Jahrzehntelange Wegbegleiter, allesamt Experten aus Forschungsgremien, Arbeitskreisen oder hinsichtlich kundenspezifischer Applikationen, waren eingeladen. Die eng gestrickte Agenda stellte das künftige Potential neuester Technologien in der SMT-Welt vor. Klar erkennbar: Hier ist das Ende der Fahnenstange noch lange nicht erreicht.

Hans Bell von Rehm mit Pinocchio-Abschiedsgeschenk

Hans Bell sichtlich erfreut über das Abschiedsgeschenk der Rehm-Belegschaft: Die Pinocchionase, ein von ihm kreierter Begriff für die durch Void ausgelöste Lötausbuchtung in einem LGA. Marisa Robles

Innovationen für die Zukunft

Moderiert wurde die Veranstaltung von Dr. Paul Wild, nunmehr Leiter von Forschung und Entwicklung von Rehm, der die Position am 1. Februar 2019 von Bell übernommen hatte. „Im Rahmen dieses Seminars möchten wir mit Experten aus Industrie und Forschung das Potential neuester Technologien in der SMT-Welt diskutieren“, erläuterte Paul Wild zum Auftakt den anwesenden, handverlesenen Gästen. Der Einladung nach Blaubeuren waren die „Celibrities“ der Elektronikfertigungsbranche gefolgt. Jene also, die mit ihrem Engagement quer durch die Wertschöpfungskette der elektronischen Baugruppenfertigung die Fahnen für den Standort Deutschlands hochhalten. Dass sich die Elektronikfertigung im Hochlohnland Deutschland gegenüber der schweren Konkurrenz der zunächst osteuropäischen und seit einigen Jahren weitestgehend asiatischen Billiglohnländern behaupten konnte, ist einigen Faktoren zu verdanken. Der herausstechenste Faktor dürfte jedoch jener sein, dass der Ehrgeiz, Entwicklungen voranzutreiben und gleichzeitig Herausforderungen in der Forschung zu begegnen, gerade in Deutschland ausgeprägt hoch ist.
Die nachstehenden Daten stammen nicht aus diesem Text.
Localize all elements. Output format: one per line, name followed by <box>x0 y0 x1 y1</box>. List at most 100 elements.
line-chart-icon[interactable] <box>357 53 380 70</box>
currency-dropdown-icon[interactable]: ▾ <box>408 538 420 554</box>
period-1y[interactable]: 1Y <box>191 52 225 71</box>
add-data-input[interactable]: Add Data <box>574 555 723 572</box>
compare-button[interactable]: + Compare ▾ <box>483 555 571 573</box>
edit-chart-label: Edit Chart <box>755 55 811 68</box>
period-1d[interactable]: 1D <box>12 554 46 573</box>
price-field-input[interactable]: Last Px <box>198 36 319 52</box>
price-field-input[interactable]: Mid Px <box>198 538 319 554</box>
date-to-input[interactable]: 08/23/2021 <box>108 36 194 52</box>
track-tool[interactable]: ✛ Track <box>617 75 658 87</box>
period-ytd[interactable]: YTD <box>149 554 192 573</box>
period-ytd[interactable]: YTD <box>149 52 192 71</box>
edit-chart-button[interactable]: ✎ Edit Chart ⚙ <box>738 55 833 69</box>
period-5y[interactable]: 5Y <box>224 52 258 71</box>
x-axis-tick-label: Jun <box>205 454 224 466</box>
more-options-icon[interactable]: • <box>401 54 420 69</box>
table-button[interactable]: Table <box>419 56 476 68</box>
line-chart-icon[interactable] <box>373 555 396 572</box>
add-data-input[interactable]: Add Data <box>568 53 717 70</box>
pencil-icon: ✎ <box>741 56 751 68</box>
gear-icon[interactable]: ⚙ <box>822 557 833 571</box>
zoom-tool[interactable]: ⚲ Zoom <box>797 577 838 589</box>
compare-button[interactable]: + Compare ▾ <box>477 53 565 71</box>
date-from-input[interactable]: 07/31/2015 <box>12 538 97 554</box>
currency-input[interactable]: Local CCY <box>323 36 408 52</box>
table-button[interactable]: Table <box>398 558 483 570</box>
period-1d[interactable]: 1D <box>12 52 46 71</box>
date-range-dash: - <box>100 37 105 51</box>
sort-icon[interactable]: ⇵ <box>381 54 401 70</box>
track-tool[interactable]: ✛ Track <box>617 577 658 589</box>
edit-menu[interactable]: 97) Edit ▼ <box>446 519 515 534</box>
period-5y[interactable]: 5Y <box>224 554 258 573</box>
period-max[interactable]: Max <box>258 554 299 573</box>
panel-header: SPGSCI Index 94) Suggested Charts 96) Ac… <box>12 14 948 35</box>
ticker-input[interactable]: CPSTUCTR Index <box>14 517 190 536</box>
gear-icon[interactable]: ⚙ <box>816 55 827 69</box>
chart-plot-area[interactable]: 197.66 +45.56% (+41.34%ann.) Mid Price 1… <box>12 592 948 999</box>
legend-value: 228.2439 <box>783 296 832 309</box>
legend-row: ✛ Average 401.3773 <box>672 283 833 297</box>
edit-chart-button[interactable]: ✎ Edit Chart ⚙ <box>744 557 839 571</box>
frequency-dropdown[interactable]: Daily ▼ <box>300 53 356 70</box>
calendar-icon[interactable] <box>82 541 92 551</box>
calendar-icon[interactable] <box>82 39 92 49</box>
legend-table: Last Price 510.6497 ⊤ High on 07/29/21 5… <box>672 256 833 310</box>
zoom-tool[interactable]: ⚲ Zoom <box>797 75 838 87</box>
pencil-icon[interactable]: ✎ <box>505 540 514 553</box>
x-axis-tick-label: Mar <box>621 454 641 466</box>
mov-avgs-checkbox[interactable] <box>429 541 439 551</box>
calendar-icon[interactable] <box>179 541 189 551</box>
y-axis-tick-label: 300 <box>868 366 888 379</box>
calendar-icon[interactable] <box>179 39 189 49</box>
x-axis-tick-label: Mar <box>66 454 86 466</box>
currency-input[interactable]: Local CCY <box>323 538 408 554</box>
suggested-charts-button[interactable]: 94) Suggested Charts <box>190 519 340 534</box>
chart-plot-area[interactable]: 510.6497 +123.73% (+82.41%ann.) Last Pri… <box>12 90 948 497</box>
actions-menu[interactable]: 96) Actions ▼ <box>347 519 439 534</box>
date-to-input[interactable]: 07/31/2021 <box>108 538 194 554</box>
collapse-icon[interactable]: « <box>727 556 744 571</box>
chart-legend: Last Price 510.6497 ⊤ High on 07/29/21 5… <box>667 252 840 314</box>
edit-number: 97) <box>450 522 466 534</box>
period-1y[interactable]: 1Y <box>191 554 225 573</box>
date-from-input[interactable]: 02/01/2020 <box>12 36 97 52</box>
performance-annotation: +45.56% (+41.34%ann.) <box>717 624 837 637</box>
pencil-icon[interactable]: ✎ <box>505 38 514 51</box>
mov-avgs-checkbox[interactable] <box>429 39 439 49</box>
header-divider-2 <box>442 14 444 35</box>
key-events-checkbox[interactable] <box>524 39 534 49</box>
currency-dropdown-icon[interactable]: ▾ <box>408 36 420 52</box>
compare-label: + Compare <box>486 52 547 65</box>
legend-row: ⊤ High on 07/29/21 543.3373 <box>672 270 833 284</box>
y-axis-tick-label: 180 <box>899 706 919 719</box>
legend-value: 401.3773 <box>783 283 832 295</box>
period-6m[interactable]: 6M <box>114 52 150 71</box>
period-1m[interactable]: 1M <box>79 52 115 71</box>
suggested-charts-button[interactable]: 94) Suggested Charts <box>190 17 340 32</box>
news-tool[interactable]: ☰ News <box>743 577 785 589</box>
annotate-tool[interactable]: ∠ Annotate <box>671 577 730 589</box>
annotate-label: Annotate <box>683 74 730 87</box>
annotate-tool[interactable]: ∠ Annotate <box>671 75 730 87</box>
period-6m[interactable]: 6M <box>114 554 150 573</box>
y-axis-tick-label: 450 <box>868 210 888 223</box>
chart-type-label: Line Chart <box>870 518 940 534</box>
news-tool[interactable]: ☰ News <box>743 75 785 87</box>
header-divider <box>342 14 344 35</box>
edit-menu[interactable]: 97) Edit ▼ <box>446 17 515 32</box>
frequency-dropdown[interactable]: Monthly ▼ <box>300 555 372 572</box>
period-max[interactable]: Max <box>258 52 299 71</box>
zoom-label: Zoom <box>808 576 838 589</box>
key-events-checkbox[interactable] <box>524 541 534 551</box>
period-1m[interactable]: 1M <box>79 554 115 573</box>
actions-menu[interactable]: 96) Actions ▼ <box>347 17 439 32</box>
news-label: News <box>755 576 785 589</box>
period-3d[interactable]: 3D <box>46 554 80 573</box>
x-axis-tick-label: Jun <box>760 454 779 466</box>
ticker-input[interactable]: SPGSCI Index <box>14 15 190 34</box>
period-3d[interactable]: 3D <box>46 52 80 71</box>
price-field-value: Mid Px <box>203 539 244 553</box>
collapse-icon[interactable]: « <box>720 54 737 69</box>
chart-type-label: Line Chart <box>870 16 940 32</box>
Dr. Paul Wild von Rehm moderierte die Technologietagung.

Dr. Paul Wild von Rehm Thermal Systems moderierte den an Dr. Hans Bell gewidmeten Technologietag und hielt zudem den Vortrag: „Aktuelle Anforderungen an thermische Prozesse – Ziele und Strategien“. Marisa Robles

„Wie jeder weiß, hält nicht jede Innovation flächendeckend und zügig in allen relevanten Bereichen Einzug. Daher ist es umso wichtiger, frühzeitig die richtigen Ansätze zu erkennen, um für die dynamische Welt der Technologie gewappnet zu sein“, mahnt daher Paul Wild in seiner Begrüßungsansprache. Er stellt sogleich die rhetorische Frage: „Was ist Innovation?“ Um diese zu beantworten, zieht er Vergleiche: „Ist es etwa die Bleifrei-Technologie? Wohl eher nicht, denn die meisten von uns würden auch heute noch am liebsten bleihaltig Löten.“ Auch wenn die bleifreie Löttechnik extrem prägend für die weltweite Elektronikfertigung war und nach wie vor ist: Es gibt verschiedene Ursachen, ob eine Innovation tatsächlich eine Innovation ist und auch, ob sie realisiert wird oder nicht. Als Beispiel nennt er das Nokia-Handy: Im Rennen darum, ob Siemens oder Nokia in den 1990er Jahren das erste mobile und tragbare Telefon auf dem Markt lancieren würde, konnte zunächst zwar Nokia punkten. Spätestens mit der multitaskingfähgien Modellserie „Communicator“ (Nokia 9000 war erstmals am 15. August 1996 in Deutschland für sagenhafte 2700 Deutsche Mark erhältlich) konnten die Finnen noch eins drauflegen: Der Urahn der heutigen Smartphones konnte neben Kurznachrichten, auch E-Mails und Faxe versenden und empfangen und mit einem HTML-fähigen Webbrowser auf Webseiten zugreifen. Dies gehörte damals sogar am Büroarbeitsrechner noch nicht zum Standard. Doch falsche Entscheidungen in der Führungshierarchie sorgten dafür, dass Nokia schließlich nicht nur die Vorherrschaft verlor, sondern auch nachhaltig den Anschluss. Heute sind Apple, Samsung und Huwei die Handy-Riesen unserer Zeit.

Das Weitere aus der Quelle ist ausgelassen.